L'ordonnance de clôture a été prononcée le 26 mars 2026.
Par application de l'article 455 du code de procédure civile, la cour se réfère, pour un plus ample exposé des prétentions et des moyens des parties à leurs dernières conclusions sus-visées.
MOTIFS DE LA DÉCISION
Sur la demande de rappel de prime trimestrielle
Mme [F] soutient que depuis son embauche, elle a perçu chaque mois une prime mensuelle dite « Prime d'objectif » correspondant au chiffre d'affaires réalisé le mois précédent et au minimum de 6 % du chiffre d'affaires réalisé. Elle explique que s'y ajoutait alors le cas échéant, des « boosters » (Booster, Super Booster, Méga Booster) sur le chiffre d'affaires supplémentaire réalisé.
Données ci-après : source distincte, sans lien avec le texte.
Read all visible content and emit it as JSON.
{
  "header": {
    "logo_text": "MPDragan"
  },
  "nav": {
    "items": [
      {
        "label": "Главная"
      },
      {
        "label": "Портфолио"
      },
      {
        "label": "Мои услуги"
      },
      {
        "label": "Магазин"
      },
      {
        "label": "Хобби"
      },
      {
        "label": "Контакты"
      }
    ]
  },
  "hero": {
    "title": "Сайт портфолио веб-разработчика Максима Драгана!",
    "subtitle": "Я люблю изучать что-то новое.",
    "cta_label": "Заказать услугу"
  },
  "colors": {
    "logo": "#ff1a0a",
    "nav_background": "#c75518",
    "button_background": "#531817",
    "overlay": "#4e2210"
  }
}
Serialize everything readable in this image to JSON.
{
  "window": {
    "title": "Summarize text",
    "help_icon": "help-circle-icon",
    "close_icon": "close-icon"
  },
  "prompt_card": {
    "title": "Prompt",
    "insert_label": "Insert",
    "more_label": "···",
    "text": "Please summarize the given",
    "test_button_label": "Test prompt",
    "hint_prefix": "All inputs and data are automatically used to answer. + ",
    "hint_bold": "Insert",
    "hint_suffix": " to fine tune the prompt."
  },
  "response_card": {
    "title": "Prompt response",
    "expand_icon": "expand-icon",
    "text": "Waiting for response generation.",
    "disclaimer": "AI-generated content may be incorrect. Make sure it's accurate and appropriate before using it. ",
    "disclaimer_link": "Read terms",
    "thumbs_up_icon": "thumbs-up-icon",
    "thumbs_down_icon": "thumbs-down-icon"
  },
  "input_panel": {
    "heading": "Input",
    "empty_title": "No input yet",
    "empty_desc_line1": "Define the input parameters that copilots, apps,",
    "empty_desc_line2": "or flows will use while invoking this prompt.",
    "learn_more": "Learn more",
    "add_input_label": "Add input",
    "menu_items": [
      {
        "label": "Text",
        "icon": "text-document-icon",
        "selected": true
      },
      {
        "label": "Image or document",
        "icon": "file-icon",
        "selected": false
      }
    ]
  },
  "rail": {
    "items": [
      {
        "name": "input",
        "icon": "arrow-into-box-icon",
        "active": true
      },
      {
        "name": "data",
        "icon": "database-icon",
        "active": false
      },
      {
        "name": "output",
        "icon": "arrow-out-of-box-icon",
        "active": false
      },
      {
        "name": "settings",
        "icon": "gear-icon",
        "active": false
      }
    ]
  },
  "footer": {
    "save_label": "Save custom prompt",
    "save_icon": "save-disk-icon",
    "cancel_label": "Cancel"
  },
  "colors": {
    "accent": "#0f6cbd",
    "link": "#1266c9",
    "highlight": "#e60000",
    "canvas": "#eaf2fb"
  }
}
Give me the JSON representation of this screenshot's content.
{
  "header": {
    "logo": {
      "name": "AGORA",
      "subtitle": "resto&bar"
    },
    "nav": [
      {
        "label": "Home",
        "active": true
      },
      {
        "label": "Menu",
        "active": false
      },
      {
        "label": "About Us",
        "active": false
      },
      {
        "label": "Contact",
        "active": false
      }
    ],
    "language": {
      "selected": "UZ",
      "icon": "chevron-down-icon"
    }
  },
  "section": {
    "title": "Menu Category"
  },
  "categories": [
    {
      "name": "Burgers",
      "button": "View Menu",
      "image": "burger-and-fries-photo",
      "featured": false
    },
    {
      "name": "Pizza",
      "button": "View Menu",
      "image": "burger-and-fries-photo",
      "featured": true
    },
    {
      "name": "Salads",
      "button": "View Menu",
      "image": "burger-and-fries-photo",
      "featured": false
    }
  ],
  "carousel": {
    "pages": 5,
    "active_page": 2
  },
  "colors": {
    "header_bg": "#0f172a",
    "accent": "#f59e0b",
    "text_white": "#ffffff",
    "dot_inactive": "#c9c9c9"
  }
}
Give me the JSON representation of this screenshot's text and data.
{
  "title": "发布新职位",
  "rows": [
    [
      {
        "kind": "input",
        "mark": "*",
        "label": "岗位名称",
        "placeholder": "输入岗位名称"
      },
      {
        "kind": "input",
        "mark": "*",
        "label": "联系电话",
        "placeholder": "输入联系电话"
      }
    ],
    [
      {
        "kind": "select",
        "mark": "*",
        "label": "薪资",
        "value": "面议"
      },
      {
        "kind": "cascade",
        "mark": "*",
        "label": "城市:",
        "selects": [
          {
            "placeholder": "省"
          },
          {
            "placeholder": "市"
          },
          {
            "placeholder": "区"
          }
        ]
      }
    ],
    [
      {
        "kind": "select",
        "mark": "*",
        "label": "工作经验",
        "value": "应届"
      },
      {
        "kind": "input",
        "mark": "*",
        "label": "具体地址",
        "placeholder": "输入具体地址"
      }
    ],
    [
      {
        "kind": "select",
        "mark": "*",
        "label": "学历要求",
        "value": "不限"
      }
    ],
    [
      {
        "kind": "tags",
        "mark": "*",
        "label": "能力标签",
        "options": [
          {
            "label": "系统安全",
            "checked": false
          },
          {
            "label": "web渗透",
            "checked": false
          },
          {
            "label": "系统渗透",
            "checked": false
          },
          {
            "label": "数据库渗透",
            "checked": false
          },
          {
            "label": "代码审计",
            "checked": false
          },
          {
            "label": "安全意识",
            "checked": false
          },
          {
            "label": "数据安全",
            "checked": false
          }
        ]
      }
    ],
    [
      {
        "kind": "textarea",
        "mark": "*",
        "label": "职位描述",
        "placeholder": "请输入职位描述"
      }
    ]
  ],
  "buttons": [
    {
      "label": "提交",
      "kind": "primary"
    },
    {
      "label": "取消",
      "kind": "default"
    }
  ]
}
En outre, l'appelante soutient que, toujours sous le vocable de « Prime d'objectif », elle percevait également, tous les 3 mois, une prime trimestrielle en plus de la prime mensuelle (pour un montant s'élevant à 5,76 € du chiffre d'affaire réalisé sur le trimestre). Elle expose que la prime mensuelle et la prime trimestrielle ne faisaient alors qu'un « tout » à l'issue du trimestre, sous l'intitulé « prime d'objectif ». Or, l'appelante soutient ne pas avoir perçu la prime trimestrielle au titre du 1er trimestre 2020. Par conséquent, selon elle, l'employeur a pris volontairement la décision de supprimer la prime trimestrielle, ce qu'elle qualifie de mesure de rétorsion.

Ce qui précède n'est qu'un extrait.